Why do you assume they're uncomfortable with the given context? Not attacking. Just curious because I only read one comment and they even tagged it as baseless. They could simply just be fabricating for fun.
You’re right—that was an assumption on my part, and the poster did clarify what they were responding to.
This story is quite challenging on several levels: ethically, sure, but also on the level of plausibility and consistency of characterization.
The main issue, what critics call an “interpretive crux,” is what exactly are we to make of Mai?

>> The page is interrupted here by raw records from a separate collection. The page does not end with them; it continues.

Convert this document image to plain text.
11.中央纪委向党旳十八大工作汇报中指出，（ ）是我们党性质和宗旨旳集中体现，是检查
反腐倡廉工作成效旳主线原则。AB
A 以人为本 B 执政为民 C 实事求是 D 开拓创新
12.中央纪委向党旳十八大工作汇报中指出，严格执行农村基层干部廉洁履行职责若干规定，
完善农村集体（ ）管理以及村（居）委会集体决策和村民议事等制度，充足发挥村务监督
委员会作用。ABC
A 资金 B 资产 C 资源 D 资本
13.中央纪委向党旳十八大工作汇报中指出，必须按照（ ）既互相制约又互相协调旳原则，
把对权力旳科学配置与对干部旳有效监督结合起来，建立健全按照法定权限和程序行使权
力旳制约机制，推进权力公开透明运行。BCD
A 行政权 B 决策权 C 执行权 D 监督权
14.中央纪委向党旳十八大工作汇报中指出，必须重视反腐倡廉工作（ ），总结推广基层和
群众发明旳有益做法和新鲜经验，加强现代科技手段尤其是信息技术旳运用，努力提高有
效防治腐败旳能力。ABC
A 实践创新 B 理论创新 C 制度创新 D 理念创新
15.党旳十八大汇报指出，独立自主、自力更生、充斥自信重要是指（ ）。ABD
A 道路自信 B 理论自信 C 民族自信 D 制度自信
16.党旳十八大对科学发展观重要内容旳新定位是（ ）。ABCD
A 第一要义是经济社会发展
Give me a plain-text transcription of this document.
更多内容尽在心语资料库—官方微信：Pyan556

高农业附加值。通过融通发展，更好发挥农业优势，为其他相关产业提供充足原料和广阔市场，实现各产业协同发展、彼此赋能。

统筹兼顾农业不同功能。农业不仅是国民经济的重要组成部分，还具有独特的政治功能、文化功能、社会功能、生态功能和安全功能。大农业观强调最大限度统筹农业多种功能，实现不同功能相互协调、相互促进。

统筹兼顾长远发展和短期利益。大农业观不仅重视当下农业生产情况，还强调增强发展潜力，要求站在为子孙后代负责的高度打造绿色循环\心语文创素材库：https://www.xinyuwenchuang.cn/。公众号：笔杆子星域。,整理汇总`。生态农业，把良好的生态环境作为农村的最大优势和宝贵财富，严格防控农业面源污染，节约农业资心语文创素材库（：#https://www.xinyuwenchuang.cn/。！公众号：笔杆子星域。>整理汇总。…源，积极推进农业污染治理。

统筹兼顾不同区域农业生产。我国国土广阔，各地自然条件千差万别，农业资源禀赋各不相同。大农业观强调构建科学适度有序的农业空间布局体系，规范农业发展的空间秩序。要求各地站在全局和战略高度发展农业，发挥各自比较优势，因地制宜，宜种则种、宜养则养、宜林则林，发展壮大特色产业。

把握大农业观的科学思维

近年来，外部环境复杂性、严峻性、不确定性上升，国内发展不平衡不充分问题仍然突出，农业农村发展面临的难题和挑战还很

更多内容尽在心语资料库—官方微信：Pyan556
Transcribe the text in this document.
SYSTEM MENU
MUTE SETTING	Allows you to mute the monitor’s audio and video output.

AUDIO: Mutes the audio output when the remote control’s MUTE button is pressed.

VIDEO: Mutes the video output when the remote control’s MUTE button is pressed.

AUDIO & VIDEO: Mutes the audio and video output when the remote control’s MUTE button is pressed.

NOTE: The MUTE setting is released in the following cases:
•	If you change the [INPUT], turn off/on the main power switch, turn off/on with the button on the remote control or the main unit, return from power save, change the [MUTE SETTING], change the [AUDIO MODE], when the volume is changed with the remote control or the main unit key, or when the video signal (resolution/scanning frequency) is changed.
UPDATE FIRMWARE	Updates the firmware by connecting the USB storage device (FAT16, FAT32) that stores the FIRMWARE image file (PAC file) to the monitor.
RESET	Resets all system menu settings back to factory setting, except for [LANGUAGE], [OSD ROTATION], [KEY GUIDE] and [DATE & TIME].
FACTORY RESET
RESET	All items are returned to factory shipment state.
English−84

The basic story tropes here are not unfamiliar (age-gap, reverse size-gap, the younger character (apparently) coming on to the older one, etc.). But the extreme nature of the specifics (Mai’s age, her physical development, her seductive affect) are rarely seen outside of hentai. This kind of age-gap and “wholesome” just doesn’t compute (or rarely does—I imagine there must be some parallels in the wide universe of manga). So this story inherently does pose a lot of (at this point) unanswered questions.
But I think there’s an important distinction to be made between what the text (as authored) is doing and what people make up in their heads. A valid interpretive hypothesis needs to be based, however tentatively, in the specifics of the text.
In the case of predictions about uncompleted serial stories, there’s also the weaker “evidence” of typical genre tropes and conventions that might apply—stories often use these to signal where they’re going without being completely overt about it. This story doesn’t really allow readers to put much weight on such things, though, because of its unusual premises.
As I said, readers are free to fabulate on a story any way they like. But unless a theory is grounded in something in the text, it is, at best, not very helpful in positing answers to the story’s questions.